Il n’est pas toujours facile pour un salarié de trouver du temps pour suivre des cours d’anglais. Pas toujours facile non plus de faire des liens entre les cours en formation et sa pratique professionnelle. L’idéal serait d’apprendre sans avoir à aller en cours… Un des enjeux de la réforme de la formation professionnelle est d’encourager les apprentissages en situation de travail (AFEST). Mais concrètement comment faire de la situation de travail un moment d’apprentissage et non plus la considérer comme le moyen « d’appliquer » ce qui a été vu en formation ? Est-ce à dire qu’on peut apprendre sans formateur ?
Retour sur une expérience menée par Anne Ewing, Responsable pédagogique langues étrangères au Cnam, dans le service de cardiologie d’un hôpital.
Les médecins et chefs de ce service se réunissent tous les mardis pendant une heure pour « un staff », une réunion pour étudier un article médical scientifique utile à l’exercice de leur profession.

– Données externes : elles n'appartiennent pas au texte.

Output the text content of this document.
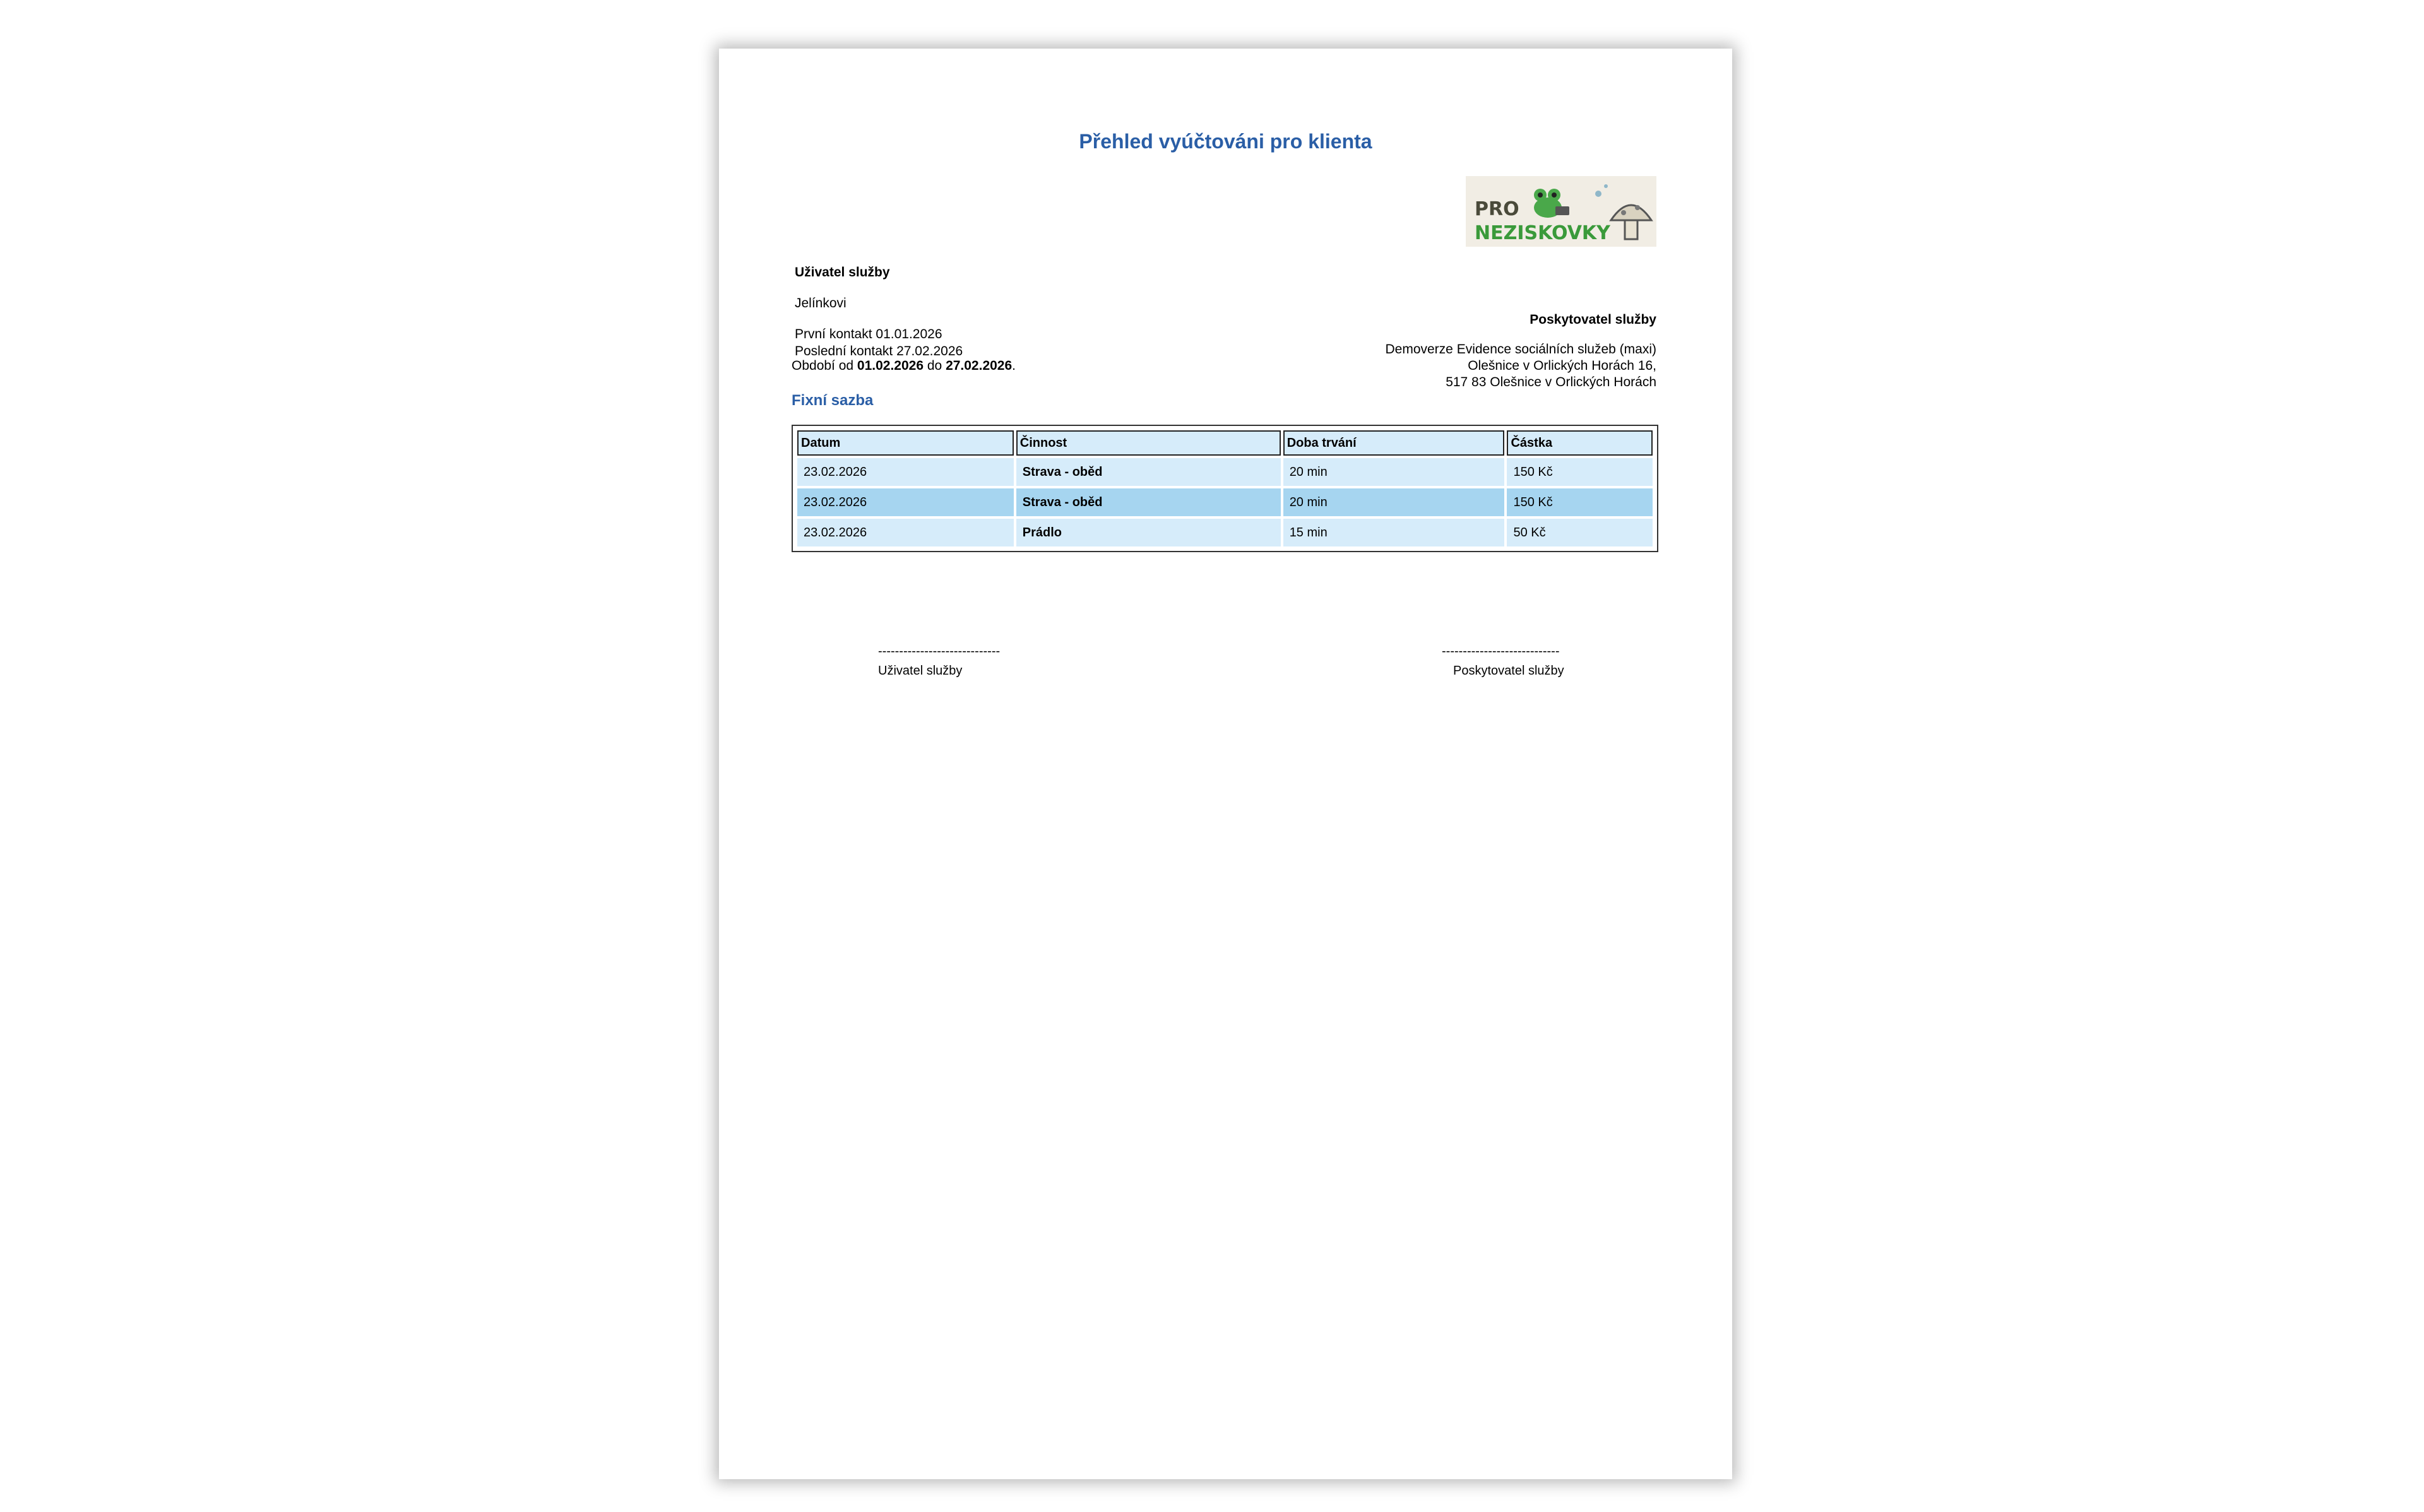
Přehled vyúčtováni pro klienta
Uživatel služby
Jelínkovi
První kontakt 01.01.2026
Poslední kontakt 27.02.2026
PRO
NEZISKOVKY
Poskytovatel služby
Demoverze Evidence sociálních služeb (maxi)
Olešnice v Orlických Horách 16,
517 83 Olešnice v Orlických Horách
Období od 01.02.2026 do 27.02.2026.
Fixní sazba
Datum	Činnost	Doba trvání	Částka
23.02.2026	Strava - oběd	20 min	150 Kč
23.02.2026	Strava - oběd	20 min	150 Kč
23.02.2026	Prádlo	15 min	50 Kč
-----------------------------
Uživatel služby
----------------------------
Poskytovatel služby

Une fois par mois, l’un des membres présente en anglais les données médicales d’une publication. « C’est un exercice nécessaire pour mieux maîtriser l’anglais et être plus à l’aise lors de congrès internationaux où tous les échanges se font dans cette langue », explique le professeur Patrice Guérin, à l’origine de cette initiative.
Mais les médecins ne sont pas tout seuls. Anne est présente à cette réunion qui devient un temps de travail ET de formation : « Au début un participant présente un article ou une recherche en anglais, les autres lui posent des questions… j’anime très peu au départ, j’écoute, je prends des notes… et à la fin je prends un quart d’heure pour revoir tout le vocabulaire qu’ils ont utilisé, les fautes et les erreurs de prononciation… je les interroge collectivement sur les corrections. Et lorsque je rentre au Cnam, je saisis tout le vocabulaire que nous avons vu ensemble et je fais un enregistrement audio des mots dont la prononciation a posé des difficultés ».
L’expérience a également été menée à distance lors d’un meeting entre des médecins français et des médecins Afghans. L’objectif était de faire un échange de pratiques et de savoir comment chaque pays traitait tel ou tel cas. Le principe était comparable : « on a fait la même correction collective à la fin, sauf que j’ai organisé une compétition Afghanistan against France, ils ont trouvé ça très amusant, et c’était aussi très apprenant, notamment sur la question des prononciations, qui varie beaucoup d’un pays à l’autre ! ». Anne précise que dans l’exemple présent, sa présence est possible parce que les protagonistes n’échangent pas d’informations confidentielles. Par ailleurs les médecins ont déjà un bon niveau d’anglais. Bien sûr cela demande la présence d’un formateur et un temps de debrief pour s’approprier les connaissances (voire d’un temps de travail ensuite pour revoir le vocabulaire ou la prononciation). Pour Anne, cette mise en situation professionnelle est plus apprenante ; elle permet d’adapter le vocabulaire à la situation professionnelle. Même sentiment du côté du commanditaire, d’autant que cela revêt un caractère très opérationnel : « Cela permet vraiment de dédramatiser la prise de parole. La conseillère anglophone facilite l’expression pendant la prise de parole, mais elle peut aussi aider un médecin à préparer sa présentation orale et écrite pour un congrès ».
Cette expérience s’inscrit bien dans la pédagogie de l’AFEST dont le principe est que les mises en situation de travail sont le matériau même de la formation. Elle ne renvoie pas à l’univers des apprentissages informels, qui s’effectueraient « magiquement » par la simple mise en situation. Elle répond bien aux critères de l’AFEST : un objectif professionnel expressément visé (ici communiquer des résultats scientifiques en anglais) et un accompagnement dans sa réflexion sur son activité (le retour de l’enseignante).